Microbial response to nitrogen addition and prolonged drought is phylogenetically patterned
Microbes such as Bacteria and Fungi play a critical role in the degradation of organic matter. Different combinations of microbial taxa result in different rates of decomposition, so predicting how climate change will affect microbial composition and function is fundamental to understanding future environments. However, the high number of microbial species in any given location constrains our ability to predict the fate of individuals following perturbation. This complexity may be reduced, theoretically, if changes in community composition are non-random with respect to phylogeny and are "clustered" at taxonomic ranks higher than species. In this experiment we address the question of whether microbial response is phylogenetically patterned following climate change disturbance. We present the results of a long-term manipulation experiment in which replicated grassland plots were subjected to drought and nitrogen fertilization within the range of predicted future conditions. Fungal and bacterial communities were enumerated using high-throughput DNA sequencing of phylogenetically informative markers. To test whether phylogenetic patterning correlates with decomposition rates, leaf litter fungi were isolated and deployed in microcosms as mock communities along a gradient of community clustering.
Our global change simulations produced clear "winners" and "losers" and a microbe’s quantitative response to nitrogen fertilization was correlated with its response to drought. Nearly all bacteria and fungi replicate communities were significantly more clustered than a random selection process would predict.

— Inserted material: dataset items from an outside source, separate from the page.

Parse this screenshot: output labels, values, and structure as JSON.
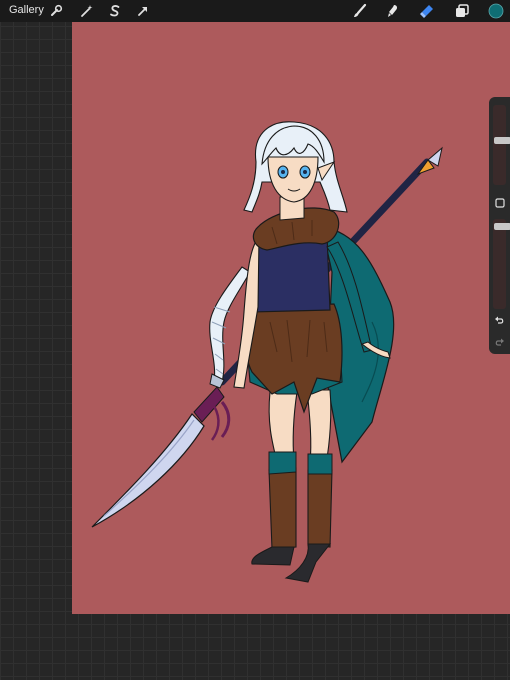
{
  "topbar": {
    "gallery_label": "Gallery",
    "left_tools": [
      "wrench-icon",
      "magic-wand-icon",
      "selection-s-icon",
      "transform-arrow-icon"
    ],
    "right_tools": [
      "brush-icon",
      "smudge-icon",
      "eraser-icon",
      "layers-icon",
      "color-swatch"
    ],
    "active_color": "#0f6e74"
  },
  "canvas": {
    "background_color": "#ad5a5c"
  },
  "sidebar": {
    "brush_size_slider": "size-slider",
    "opacity_slider": "opacity-slider",
    "modify_button": "square-modify-icon",
    "undo": "undo-icon",
    "redo": "redo-icon"
  },
  "colors": {
    "outfit_teal": "#0e6a72",
    "outfit_navy": "#2b2f63",
    "fur_brown": "#6a3d22",
    "skin": "#f7dcc4",
    "hair": "#e8f0f8",
    "blade": "#cfd6ef",
    "wrap_purple": "#6a1e55"
  }
}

Proportional changes in abundance were highly co-correlated amongst individuals that were most closely related, with a significant correlation detectable among relatives containing 92% ribosomal sequence similarity or greater in the case of fungal community response to drought. Using consenTRAIT, a simple measure of 90% consensus within evolutionary lineages, we circumscribe clusters of taxa with the same binary response to climate change disturbance. Dispersion of these clusters throughout the fungal and bacterial phylogenies suggests multiple pathways to climate change sensitivity. In microcosm experiments we found no significant correlation between phylogenetic community composition and decomposition rates. We show how a phylogenetic framework may be used to aggregate individuals into a finite number of response groups from whom changes in community composition may be inferred, although it remains unclear whether or how this may affect ecosystem function.